Similar to ADA-SCID and X-SCID, gammaretroviral vectors were initially used and shown to be effective in 10 patients suffering from Wiskott-Aldrich syndrome (WAS), a primary immunodeficiency characterized by eczema, thrombocytopenia, infections, and a high risk of developing autoimmunity and cancer. However, long-term follow up studies showed expansion of clones with insertions in proto-oncogenes, some of which progressed to leukemias [89]. SIN vectors were subsequently generated for WAS and safety was assessed in primary transplantation experiments in WASP-deficient mice (BL6-wasnull) and also in secondary transplantation using a different background, the 129-wasnull mouse model, which has a shorter lifespan due to colitis exacerbation [90]. Additional preclinical data was also later generated from engraftment studies of lentiviral vector-modified human CD34+ from healthy and WAS patients in sublethally irradiated Rag2−/−/γc−/− neonate mice generated in the BALB/c background [91], which demonstrated a safe and polyclonal distribution of vector integration profile.
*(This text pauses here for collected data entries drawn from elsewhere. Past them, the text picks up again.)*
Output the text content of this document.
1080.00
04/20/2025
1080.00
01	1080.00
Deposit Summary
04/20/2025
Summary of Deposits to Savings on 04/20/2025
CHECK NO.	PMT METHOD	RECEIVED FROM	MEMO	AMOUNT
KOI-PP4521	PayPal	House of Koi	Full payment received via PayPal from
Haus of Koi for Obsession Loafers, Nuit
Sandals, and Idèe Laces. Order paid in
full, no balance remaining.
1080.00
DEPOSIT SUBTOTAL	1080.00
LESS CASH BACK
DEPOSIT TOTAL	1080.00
Hematopoietic stem cell gene therapy for hematological disorders.

Fanconi anemia (FA) is a hereditary disease characterized by cellular hypersensitivity to DNA crosslinking agents, resulting in BM failure and aplastic anemia during early childhood. Since more than half of FA patients demonstrate nucleotide mutations in the FANCA gene, therapies that deliver a corrected copy of the FANCA cDNA to HSCs have been developed and tested in a FANCA knockout model developed by Noll et al. [92], which was generated in both the 129S4 and C57/BL syngeneic background. This model recapitulates certain phenotypes of the human disease, such as sensitivity to genotoxic agents that cause DNA double-stranded cross-links such as mitomycin C, a potent DNA-damaging agent used to assess functionality of the DNA damage repair pathway. Other phenotypes such as anemia or tumor development have however not been reported in these mice. This model proved instrumental for the validation of viral vectors used for delivery of the corrected gene [93, 94] as well as for the establishment of short transduction protocols that promote engraftment of corrected HSPCs [95]. Complementary to these studies, NSG mice were used to test engraftment of transduced CD34+ cells obtained from Fanconi anemia patients and to determine if the gene therapy could restore in vivo repopulating activity as well as mitomycin C resistance in these cells [96]. This work ultimately provided protocols to successfully treat several FA patients using autologous lentiviral gene therapy in HSPCs with no prior conditioning [97].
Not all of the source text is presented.